England’s Ashes tour suffered a major blow before the team’s departure when star all-rounder Ben Stokes was suspended pending a police investigation of his alleged involvement in a late-night fight outside a Bristol nightclub, where a man suffered a fractured eye socket. Detectives handling the investigation said in Britain this week that they had handed the file to prosecutors for “charging advice”, as Stokes flew to New Zealand where he has signed with provincial side Canterbury.

Bairstow butts in

England’s 10-wicket first Test defeat at the Gabba was further soured by revelations of a late-night ‘headbutting’ incident involving wicketkeeper Jonny Bairstow earlier on the tour. Australian Test opener Cameron Bancroft described the “headbutt greeting” by Jonny Bairstow as “weird”. “I was expecting a handshake. It wasn’t the greeting of choice that I was expecting,” he said. Bairstow’s actions were slammed as “dumb” by team coach Trevor Bayliss as a midnight curfew was slapped on the players for the rest of the tour.

Wound up by a GOAT

Nathan Lyon, dubbed the GOAT (Greatest Of All Time), ruffled tourists’ feathers with his taunt that Australia were out to “end careers” in the Ashes Tests. Lyon recalled the devastation caused by left-armer Mitchell Johnson in 2013-2014, when he took 37 wickets with his ferocious fast bowling as the Australians inflicted a crushing 5-0 home series defeat. But later, the spinner revealed he was being deliberately provocative to detract attention from Australia’s unexpected selections for the first Test. “I took a lot of pressure off Tim Paine and Cameron Bancroft, I thought you guys [media] were a little bit smarter than that,” Lyon said.

Cook’s ‘magic balls’

Former Test skipper Alastair Cook one of the tourists’ big hopes, has struggled for runs so far on the Australian tour.
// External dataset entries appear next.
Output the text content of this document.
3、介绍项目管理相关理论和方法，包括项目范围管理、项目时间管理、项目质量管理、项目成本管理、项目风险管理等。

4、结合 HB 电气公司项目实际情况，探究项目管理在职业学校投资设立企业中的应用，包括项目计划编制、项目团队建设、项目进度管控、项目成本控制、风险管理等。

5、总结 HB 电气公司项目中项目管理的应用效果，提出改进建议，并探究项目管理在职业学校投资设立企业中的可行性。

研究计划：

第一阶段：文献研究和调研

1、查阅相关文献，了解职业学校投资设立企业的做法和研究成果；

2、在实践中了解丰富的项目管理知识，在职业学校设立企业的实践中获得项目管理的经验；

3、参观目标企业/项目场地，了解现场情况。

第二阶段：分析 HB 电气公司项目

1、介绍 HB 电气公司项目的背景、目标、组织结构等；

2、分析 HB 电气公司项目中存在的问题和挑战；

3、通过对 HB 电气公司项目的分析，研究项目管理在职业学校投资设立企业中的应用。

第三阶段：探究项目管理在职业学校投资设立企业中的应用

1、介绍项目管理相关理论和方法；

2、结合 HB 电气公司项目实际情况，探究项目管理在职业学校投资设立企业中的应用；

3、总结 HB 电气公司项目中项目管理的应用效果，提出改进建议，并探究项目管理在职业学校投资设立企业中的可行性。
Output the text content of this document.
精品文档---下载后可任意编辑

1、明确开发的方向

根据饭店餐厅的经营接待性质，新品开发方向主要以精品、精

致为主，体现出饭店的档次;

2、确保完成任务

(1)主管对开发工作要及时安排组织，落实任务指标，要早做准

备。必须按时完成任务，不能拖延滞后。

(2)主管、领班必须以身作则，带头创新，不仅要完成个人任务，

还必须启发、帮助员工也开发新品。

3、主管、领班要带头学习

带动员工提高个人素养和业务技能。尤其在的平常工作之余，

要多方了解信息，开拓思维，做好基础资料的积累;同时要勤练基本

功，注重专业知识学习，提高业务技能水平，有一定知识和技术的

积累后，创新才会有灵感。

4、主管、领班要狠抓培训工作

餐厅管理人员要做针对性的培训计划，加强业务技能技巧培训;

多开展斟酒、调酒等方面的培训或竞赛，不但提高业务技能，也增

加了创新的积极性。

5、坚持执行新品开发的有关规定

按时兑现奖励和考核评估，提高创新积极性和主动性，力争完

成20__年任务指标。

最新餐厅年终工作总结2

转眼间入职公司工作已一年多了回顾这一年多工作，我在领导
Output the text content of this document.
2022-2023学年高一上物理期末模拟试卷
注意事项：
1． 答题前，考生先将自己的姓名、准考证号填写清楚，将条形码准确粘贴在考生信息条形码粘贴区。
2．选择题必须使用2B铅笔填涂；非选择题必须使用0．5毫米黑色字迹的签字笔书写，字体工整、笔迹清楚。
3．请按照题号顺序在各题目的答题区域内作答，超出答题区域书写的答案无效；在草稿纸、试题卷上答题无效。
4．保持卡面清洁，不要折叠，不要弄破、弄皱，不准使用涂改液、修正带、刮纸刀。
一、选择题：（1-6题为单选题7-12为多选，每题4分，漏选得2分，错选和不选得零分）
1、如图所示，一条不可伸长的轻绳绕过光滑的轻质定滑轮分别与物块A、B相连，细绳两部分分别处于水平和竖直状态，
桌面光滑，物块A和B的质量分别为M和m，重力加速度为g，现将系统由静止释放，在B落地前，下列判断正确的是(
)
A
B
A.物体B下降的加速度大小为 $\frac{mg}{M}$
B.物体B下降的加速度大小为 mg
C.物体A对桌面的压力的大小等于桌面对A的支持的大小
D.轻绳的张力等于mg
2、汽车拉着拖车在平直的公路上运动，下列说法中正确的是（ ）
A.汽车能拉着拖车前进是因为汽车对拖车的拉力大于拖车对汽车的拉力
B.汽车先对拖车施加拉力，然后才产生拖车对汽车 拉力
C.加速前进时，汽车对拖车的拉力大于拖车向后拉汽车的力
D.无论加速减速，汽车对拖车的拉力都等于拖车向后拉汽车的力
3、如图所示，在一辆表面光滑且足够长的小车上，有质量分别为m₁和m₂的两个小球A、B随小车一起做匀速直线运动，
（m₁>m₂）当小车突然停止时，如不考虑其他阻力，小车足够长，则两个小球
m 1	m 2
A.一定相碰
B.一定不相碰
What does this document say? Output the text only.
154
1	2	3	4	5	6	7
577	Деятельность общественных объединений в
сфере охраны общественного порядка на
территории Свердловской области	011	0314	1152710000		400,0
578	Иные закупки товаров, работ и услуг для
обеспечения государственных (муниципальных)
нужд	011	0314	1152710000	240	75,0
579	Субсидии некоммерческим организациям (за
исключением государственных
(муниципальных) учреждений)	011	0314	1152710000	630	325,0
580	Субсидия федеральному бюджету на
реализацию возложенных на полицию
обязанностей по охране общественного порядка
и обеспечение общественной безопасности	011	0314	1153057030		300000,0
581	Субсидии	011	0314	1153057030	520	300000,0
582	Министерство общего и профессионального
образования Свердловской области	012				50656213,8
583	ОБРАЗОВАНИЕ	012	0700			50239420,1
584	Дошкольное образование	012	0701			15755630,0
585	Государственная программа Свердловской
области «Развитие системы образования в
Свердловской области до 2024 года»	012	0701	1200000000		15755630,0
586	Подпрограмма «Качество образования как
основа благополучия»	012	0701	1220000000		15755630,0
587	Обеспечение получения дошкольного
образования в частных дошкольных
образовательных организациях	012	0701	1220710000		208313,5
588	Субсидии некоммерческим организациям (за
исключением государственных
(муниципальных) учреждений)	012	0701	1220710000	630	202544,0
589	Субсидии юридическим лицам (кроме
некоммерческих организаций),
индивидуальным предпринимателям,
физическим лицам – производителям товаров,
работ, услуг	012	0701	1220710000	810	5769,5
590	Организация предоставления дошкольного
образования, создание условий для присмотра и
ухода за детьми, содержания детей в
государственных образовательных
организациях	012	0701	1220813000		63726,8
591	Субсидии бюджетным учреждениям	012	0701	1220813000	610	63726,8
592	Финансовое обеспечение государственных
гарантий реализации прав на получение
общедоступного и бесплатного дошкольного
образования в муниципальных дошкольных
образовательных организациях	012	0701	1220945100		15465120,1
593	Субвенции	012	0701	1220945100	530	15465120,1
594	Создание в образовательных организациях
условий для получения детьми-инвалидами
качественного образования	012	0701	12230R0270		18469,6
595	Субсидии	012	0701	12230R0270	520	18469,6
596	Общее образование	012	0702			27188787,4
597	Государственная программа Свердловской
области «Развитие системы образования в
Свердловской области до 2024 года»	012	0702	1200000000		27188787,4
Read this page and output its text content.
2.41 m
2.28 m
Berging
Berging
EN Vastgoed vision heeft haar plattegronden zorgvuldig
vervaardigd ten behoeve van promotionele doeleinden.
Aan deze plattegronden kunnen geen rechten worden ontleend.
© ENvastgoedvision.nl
Cook, who plundered 766 runs when England won in Australia seven years ago, had a poor first Test at the Gabba, scoring just two and seven and facing a total of only 24 balls — and making his pre-Test comments sound a bit hollow. “There’s nothing we haven’t seen before in cricket,” he said. “They’re not suddenly bowling 150 miles an hour (241km/h). [They’ve] not got magic balls which start way outside the stumps and swing miles and stuff.”